What exactly is the connection between performer and audience? How distant is that gulf between them and how close can that boundary get? Not only with performance; how close can a consumer get to one's design, house even and is there always a distance to that relationship?

Sculpture by Chiharu Shiota.

Remake




This rehash of Rihanna is possibly the best thing that's happened to the song and the dancing is just extraordinary. Seems inspired by the Roaring Twenties.

Choreography and dancing by Keone Madrid and Mari Martin. Song performed by James Cullum.

Poses


'Poses' (2011) by Yolunda Dominguez highlights the absurdity and artificiality of posing in the fashion industry. Whilst touching on some serious consideration into modelling, it's also a hilarious video!

Real


When you first look at the painting above, what do you think? Do you see the real life 3D person there posing? Alexa Meade's hyper-realistic acrylic body painting plays with making real life people into the realm of painterly expression. There are amazing possibilities for this technique - reportedly Meade wants to experiment more with video and other media. I can't wait to see where this experimentation will take her! I can't imagine she would get much income from this work in terms of selling art work - the works are more akin to installations/performance art.

Distanceless


There's no such thing as distance in our globalised society, only the distance we put between ourselves.

Livestream


Right now I'm at a fundraising event for Architecture for Humanity. Only it's no regular event because I'm watching the charity concert with nearly a thousand people all over New Zealand and possibly the world. Imogen Heap has spontaneously come over to Christchurch to help with raising funds.

700 people have packed the live venue in Christchurch. A great turnout watches the livestream event at the University of Auckland several hundred kilometres away. In various other places, nearly 200 feed into the livestream, capturing the efforts of the event, enjoying the music and supporting the cause of rebuilding Christchurch. And there are snacks (at least in Auckland which I helped organise).

What an amazing thing it is to have this made into a grassroots national movement.
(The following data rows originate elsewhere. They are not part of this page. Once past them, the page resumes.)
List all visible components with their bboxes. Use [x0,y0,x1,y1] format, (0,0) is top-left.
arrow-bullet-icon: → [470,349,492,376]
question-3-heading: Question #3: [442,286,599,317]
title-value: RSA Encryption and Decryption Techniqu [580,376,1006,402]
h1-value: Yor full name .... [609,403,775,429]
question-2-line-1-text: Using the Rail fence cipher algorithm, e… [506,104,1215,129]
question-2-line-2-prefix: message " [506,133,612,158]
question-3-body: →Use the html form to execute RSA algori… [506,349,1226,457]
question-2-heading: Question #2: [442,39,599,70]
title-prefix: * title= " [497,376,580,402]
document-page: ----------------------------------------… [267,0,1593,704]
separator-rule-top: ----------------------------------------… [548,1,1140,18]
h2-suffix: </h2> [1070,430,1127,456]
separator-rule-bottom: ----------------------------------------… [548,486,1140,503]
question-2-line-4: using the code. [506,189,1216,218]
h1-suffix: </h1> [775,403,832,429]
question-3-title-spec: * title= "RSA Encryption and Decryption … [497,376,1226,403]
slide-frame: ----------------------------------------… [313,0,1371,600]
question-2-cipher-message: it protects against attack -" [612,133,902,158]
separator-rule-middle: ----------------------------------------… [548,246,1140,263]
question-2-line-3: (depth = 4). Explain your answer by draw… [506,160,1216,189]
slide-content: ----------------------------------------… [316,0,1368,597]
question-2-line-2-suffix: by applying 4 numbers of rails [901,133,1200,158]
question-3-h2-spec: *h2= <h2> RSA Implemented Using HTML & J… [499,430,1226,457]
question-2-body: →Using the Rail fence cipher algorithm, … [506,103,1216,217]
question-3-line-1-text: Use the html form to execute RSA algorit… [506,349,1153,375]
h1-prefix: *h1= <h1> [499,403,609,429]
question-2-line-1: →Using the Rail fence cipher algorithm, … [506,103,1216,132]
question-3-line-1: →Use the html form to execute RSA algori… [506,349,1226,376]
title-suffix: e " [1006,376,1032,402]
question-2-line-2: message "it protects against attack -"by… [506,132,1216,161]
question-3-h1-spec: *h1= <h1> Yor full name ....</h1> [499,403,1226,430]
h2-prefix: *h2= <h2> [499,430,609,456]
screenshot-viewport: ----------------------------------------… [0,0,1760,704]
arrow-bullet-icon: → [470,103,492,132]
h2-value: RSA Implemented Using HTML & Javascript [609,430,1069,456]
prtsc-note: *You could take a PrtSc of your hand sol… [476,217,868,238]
For updates via Twitter, follow me @BobbShen or @AfhAuckland

Box


A little while ago I went to see the joint exhibition by Kentaro Taki and Ko Nakajima at AUT's St Paul Street Gallery. They work with the digital media along with installations. I was initially looking forward to seeing Bild:Muell (2008) but upon getting to the gallery, I couldn't find it. I still wonder if it is there in the gallery somewhere but seeing that work on the promotional material reminded of me of a graphic explosion of the video culture presented in Rauschenberg's Retroactive I.
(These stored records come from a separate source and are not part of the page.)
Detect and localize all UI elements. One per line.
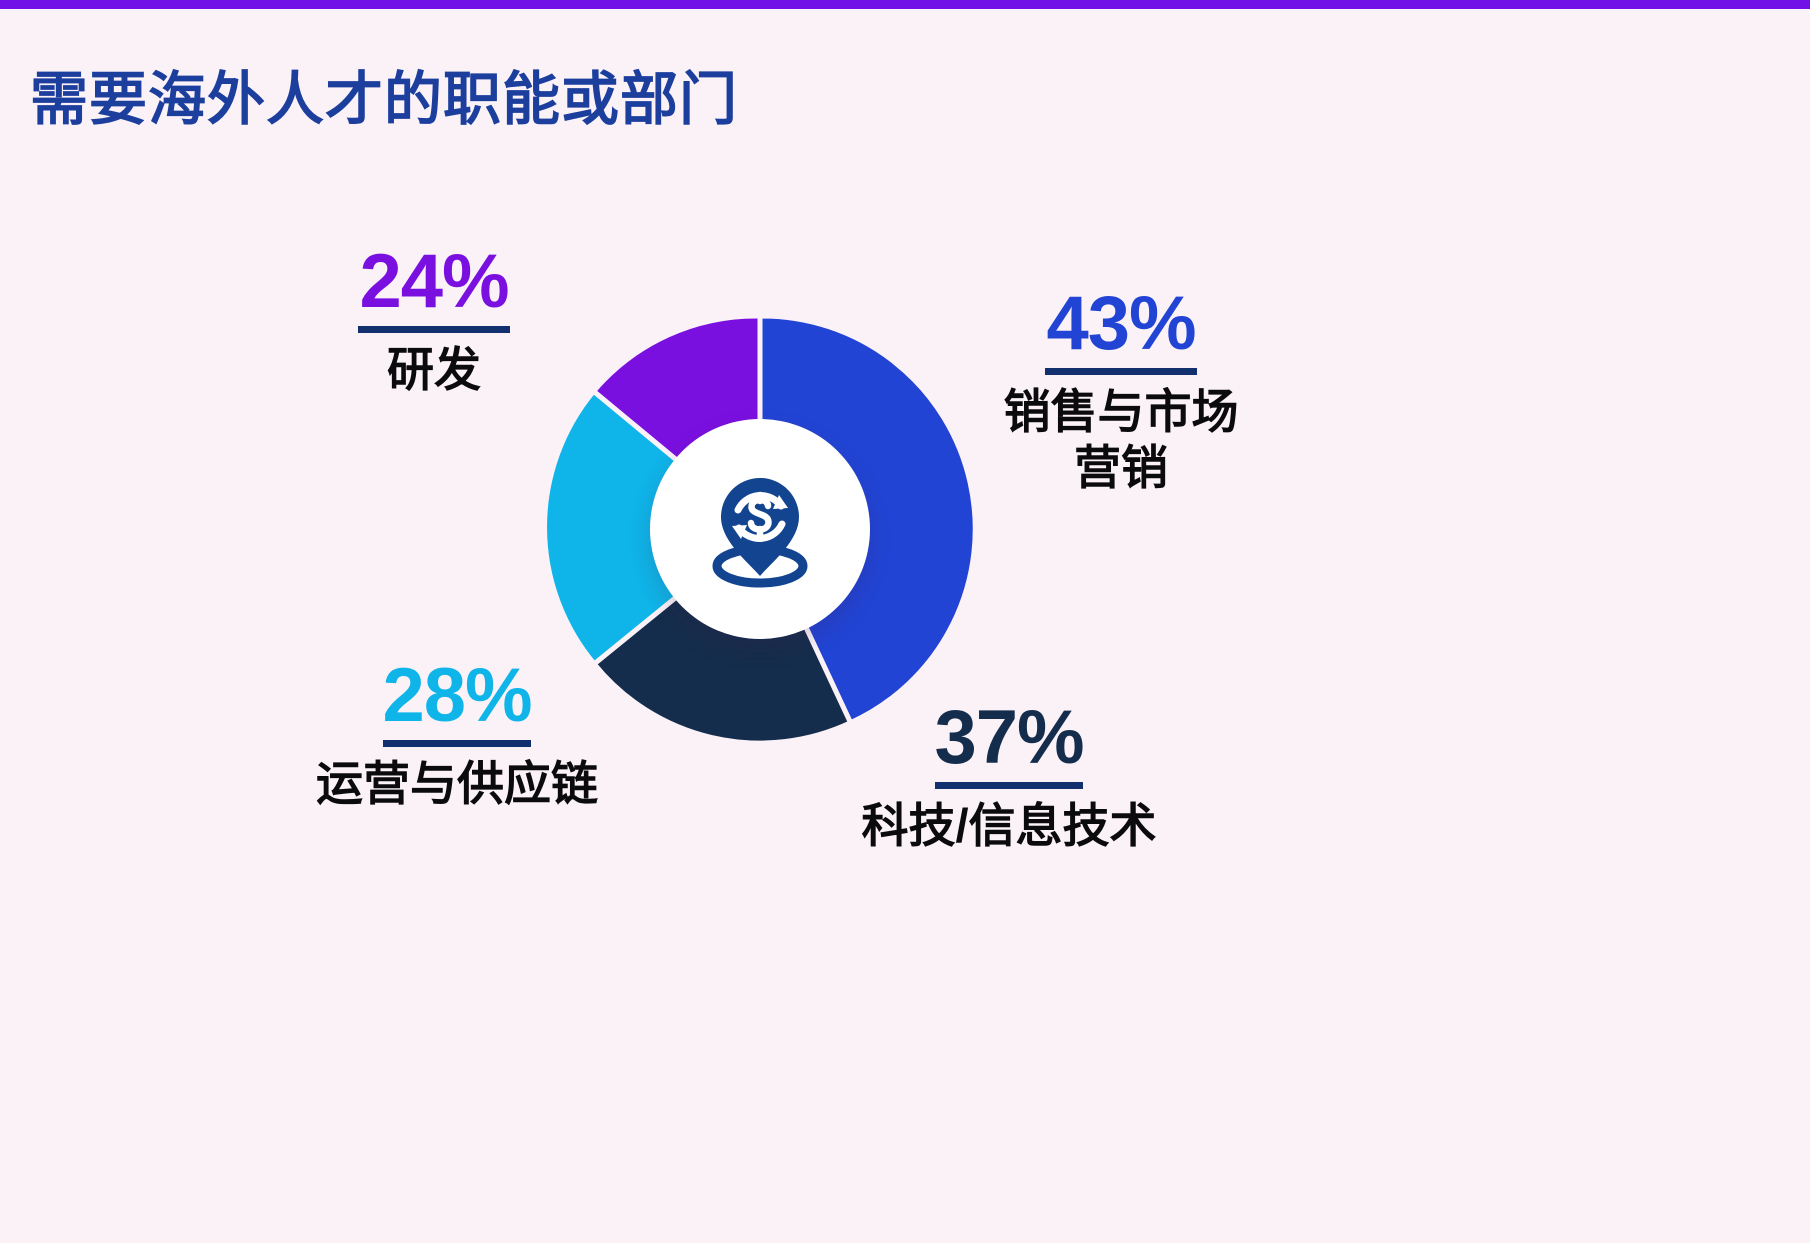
stat-label-research-development: 24% 研发 bbox=[284, 246, 584, 398]
stat-name-sales-marketing-line2: 营销 bbox=[1074, 441, 1168, 494]
stat-name-sales-marketing-line1: 销售与市场 bbox=[1004, 385, 1239, 438]
stat-underline-research-development bbox=[358, 326, 510, 333]
stat-name-research-development: 研发 bbox=[284, 342, 584, 397]
top-accent-bar bbox=[0, 0, 1810, 9]
stat-name-tech-it: 科技/信息技术 bbox=[820, 798, 1198, 853]
stat-underline-sales-marketing bbox=[1045, 368, 1197, 375]
stat-name-sales-marketing: 销售与市场 营销 bbox=[968, 384, 1274, 495]
stat-label-tech-it: 37% 科技/信息技术 bbox=[820, 702, 1198, 854]
stat-value-operations-supply-chain: 28% bbox=[382, 660, 531, 738]
stat-value-tech-it: 37% bbox=[934, 702, 1083, 780]
stat-underline-tech-it bbox=[935, 782, 1083, 789]
stat-value-research-development: 24% bbox=[359, 246, 508, 324]
stat-underline-operations-supply-chain bbox=[383, 740, 531, 747]
stat-value-sales-marketing: 43% bbox=[1046, 288, 1195, 366]
stat-name-operations-supply-chain: 运营与供应链 bbox=[278, 756, 636, 811]
stat-label-sales-marketing: 43% 销售与市场 营销 bbox=[968, 288, 1274, 495]
location-pin-money-exchange-icon bbox=[693, 462, 827, 596]
page-title: 需要海外人才的职能或部门 bbox=[30, 67, 738, 134]
stat-label-operations-supply-chain: 28% 运营与供应链 bbox=[278, 660, 636, 812]
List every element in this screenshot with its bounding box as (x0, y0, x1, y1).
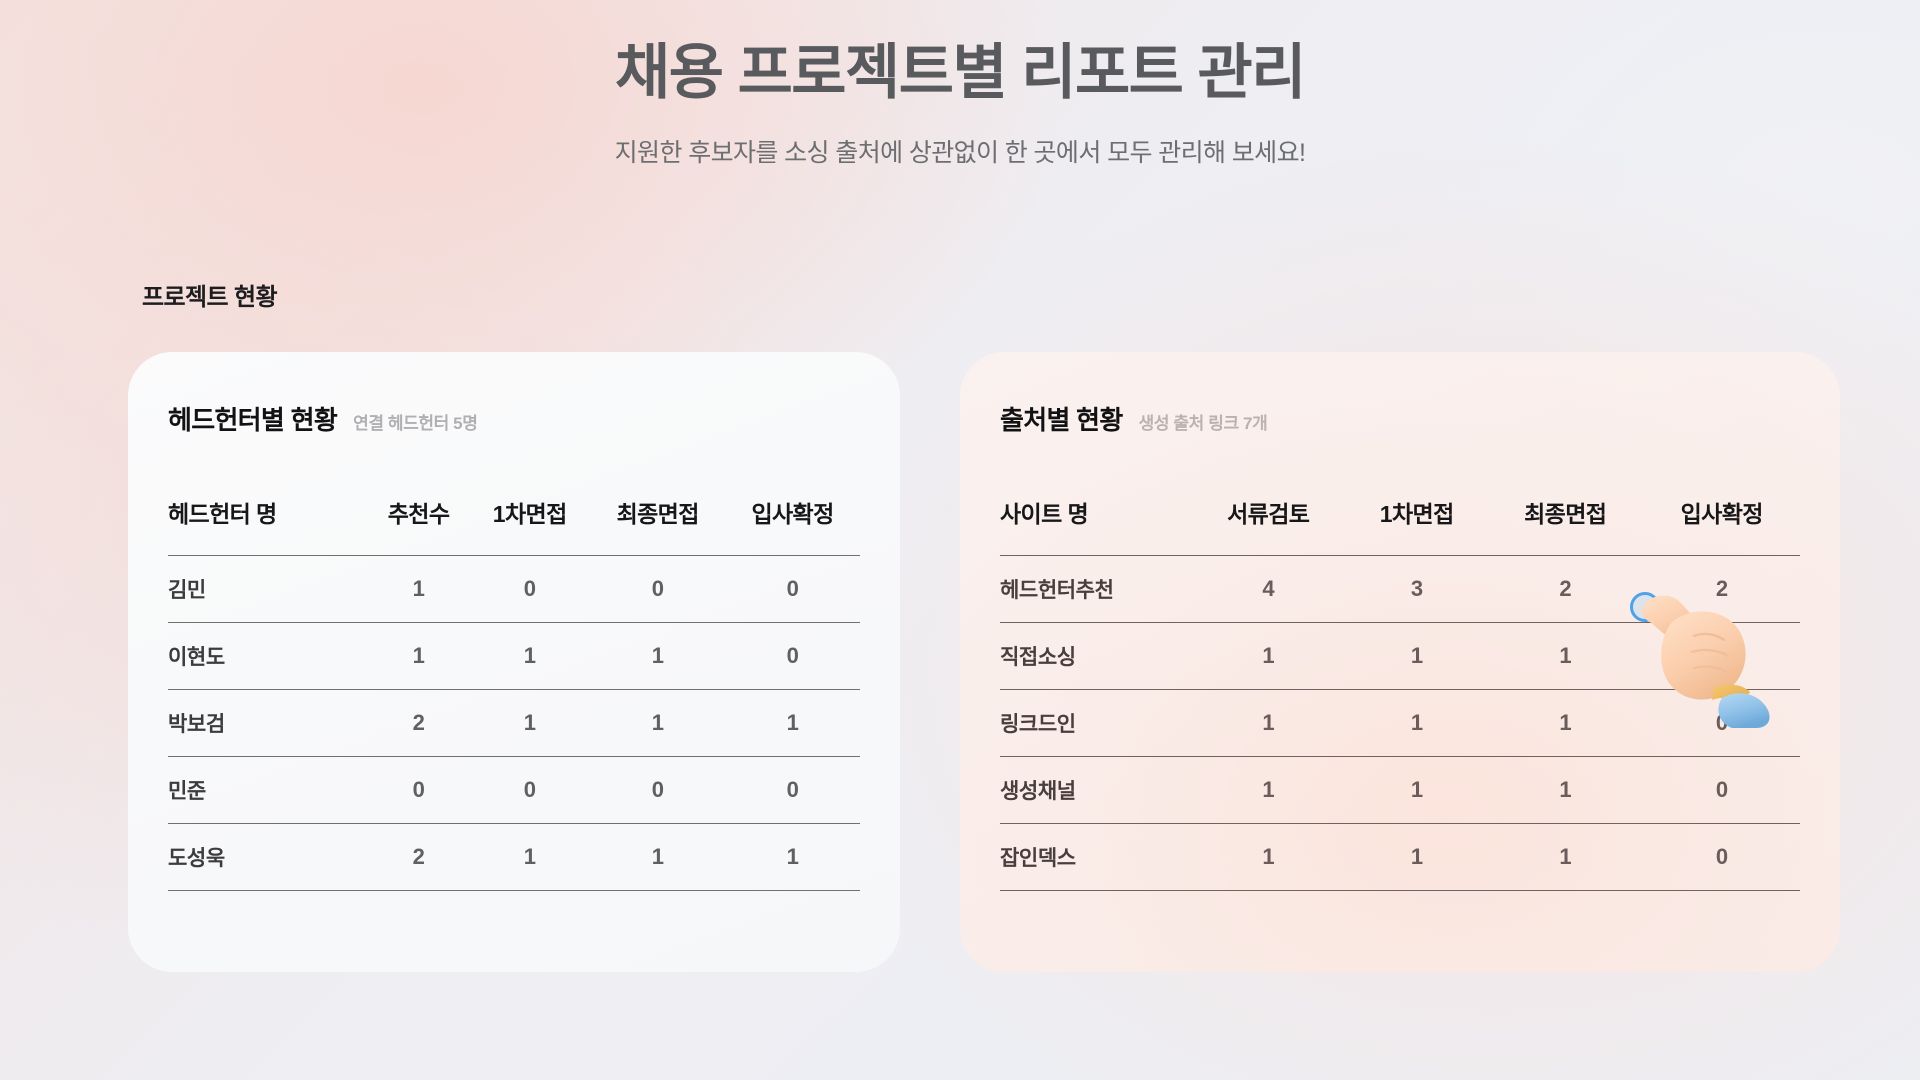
table-head: 사이트 명 서류검토 1차면접 최종면접 입사확정 (1000, 495, 1800, 556)
cell-value: 3 (1346, 556, 1487, 623)
column-header: 입사확정 (725, 495, 860, 556)
column-header: 사이트 명 (1000, 495, 1190, 556)
cell-value: 1 (1190, 623, 1346, 690)
cell-value: 1 (1487, 623, 1643, 690)
column-header: 헤드헌터 명 (168, 495, 368, 556)
row-label: 도성욱 (168, 824, 368, 891)
cell-value: 1 (1487, 690, 1643, 757)
cell-value: 1 (469, 690, 590, 757)
cell-value: 0 (469, 757, 590, 824)
cell-value: 0 (1643, 824, 1800, 891)
cell-value: 2 (368, 690, 469, 757)
cell-value: 0 (469, 556, 590, 623)
cell-value: 1 (1190, 690, 1346, 757)
table-row[interactable]: 도성욱 2 1 1 1 (168, 824, 860, 891)
card-header: 헤드헌터별 현황 연결 헤드헌터 5명 (128, 352, 900, 437)
pointing-hand-cursor-icon (1636, 588, 1796, 728)
table-row[interactable]: 생성채널 1 1 1 0 (1000, 757, 1800, 824)
table-row[interactable]: 민준 0 0 0 0 (168, 757, 860, 824)
cell-value: 1 (590, 824, 725, 891)
cell-value: 1 (469, 824, 590, 891)
cell-value: 1 (1346, 757, 1487, 824)
row-label: 직접소싱 (1000, 623, 1190, 690)
cell-value: 1 (1346, 824, 1487, 891)
row-label: 김민 (168, 556, 368, 623)
column-header: 1차면접 (1346, 495, 1487, 556)
cell-value: 1 (1346, 690, 1487, 757)
cell-value: 1 (590, 690, 725, 757)
cell-value: 0 (1643, 757, 1800, 824)
cell-value: 1 (1346, 623, 1487, 690)
table-header-row: 사이트 명 서류검토 1차면접 최종면접 입사확정 (1000, 495, 1800, 556)
report-page: 채용 프로젝트별 리포트 관리 지원한 후보자를 소싱 출처에 상관없이 한 곳… (0, 0, 1920, 1080)
cell-value: 2 (368, 824, 469, 891)
cell-value: 1 (368, 623, 469, 690)
cell-value: 0 (368, 757, 469, 824)
headhunter-table: 헤드헌터 명 추천수 1차면접 최종면접 입사확정 김민 1 0 0 0 (168, 495, 860, 891)
cell-value: 1 (1487, 757, 1643, 824)
card-meta-count: 연결 헤드헌터 5명 (353, 409, 477, 434)
cell-value: 0 (590, 757, 725, 824)
column-header: 추천수 (368, 495, 469, 556)
cell-value: 1 (1487, 824, 1643, 891)
table-row[interactable]: 이현도 1 1 1 0 (168, 623, 860, 690)
row-label: 박보검 (168, 690, 368, 757)
table-body: 김민 1 0 0 0 이현도 1 1 1 0 박보검 (168, 556, 860, 891)
cell-value: 1 (725, 824, 860, 891)
card-title: 출처별 현황 (1000, 400, 1123, 437)
cell-value: 0 (725, 623, 860, 690)
row-label: 링크드인 (1000, 690, 1190, 757)
card-title: 헤드헌터별 현황 (168, 400, 337, 437)
row-label: 생성채널 (1000, 757, 1190, 824)
cell-value: 1 (368, 556, 469, 623)
page-header: 채용 프로젝트별 리포트 관리 지원한 후보자를 소싱 출처에 상관없이 한 곳… (0, 38, 1920, 169)
cell-value: 0 (725, 757, 860, 824)
column-header: 최종면접 (590, 495, 725, 556)
table-header-row: 헤드헌터 명 추천수 1차면접 최종면접 입사확정 (168, 495, 860, 556)
cell-value: 1 (590, 623, 725, 690)
cell-value: 1 (1190, 824, 1346, 891)
section-label-project-status: 프로젝트 현황 (142, 277, 277, 312)
page-subtitle: 지원한 후보자를 소싱 출처에 상관없이 한 곳에서 모두 관리해 보세요! (0, 133, 1920, 169)
table-wrapper: 헤드헌터 명 추천수 1차면접 최종면접 입사확정 김민 1 0 0 0 (128, 495, 900, 891)
page-title: 채용 프로젝트별 리포트 관리 (0, 38, 1920, 109)
column-header: 서류검토 (1190, 495, 1346, 556)
row-label: 헤드헌터추천 (1000, 556, 1190, 623)
cell-value: 1 (469, 623, 590, 690)
table-head: 헤드헌터 명 추천수 1차면접 최종면접 입사확정 (168, 495, 860, 556)
row-label: 잡인덱스 (1000, 824, 1190, 891)
table-row[interactable]: 잡인덱스 1 1 1 0 (1000, 824, 1800, 891)
row-label: 민준 (168, 757, 368, 824)
column-header: 최종면접 (1487, 495, 1643, 556)
card-meta-count: 생성 출처 링크 7개 (1139, 409, 1268, 434)
cell-value: 0 (725, 556, 860, 623)
cell-value: 1 (1190, 757, 1346, 824)
card-headhunter-status: 헤드헌터별 현황 연결 헤드헌터 5명 헤드헌터 명 추천수 1차면접 최종면접… (128, 352, 900, 972)
row-label: 이현도 (168, 623, 368, 690)
cell-value: 2 (1487, 556, 1643, 623)
column-header: 1차면접 (469, 495, 590, 556)
table-row[interactable]: 김민 1 0 0 0 (168, 556, 860, 623)
table-row[interactable]: 박보검 2 1 1 1 (168, 690, 860, 757)
cell-value: 1 (725, 690, 860, 757)
card-header: 출처별 현황 생성 출처 링크 7개 (960, 352, 1840, 437)
cell-value: 0 (590, 556, 725, 623)
cell-value: 4 (1190, 556, 1346, 623)
column-header: 입사확정 (1643, 495, 1800, 556)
It was a strange exhibition. It felt messy, and although this may be the artist's hand at play, I couldn't help but feel it was a bit of a post-explosion zone. It even made it hard to appreciate the great moments of the exhibition. One segment (amidst shattered CRT screens and bits of banal bush) that I did like was Living in a Box (pictured) which was truly enrapturing. In the video projection, bits of body writhed around in what looked like a white bento box. In particular, the hand was creepy visually and aurally (the nails clicked on the sides of it's compartment), and even the gestures were charged with some cryptic emotion.

There was a great range of work, prints and Japanese calligraphy too, but it didn't seem to completely mesh together. Instead I found myself making trivial links between pieces and media. Upon leaving the exhibition, I caught the last act of Living in a Box, the orderly bento box being bashed to smithereens by a mallet-wielding female. Well, that says something at least.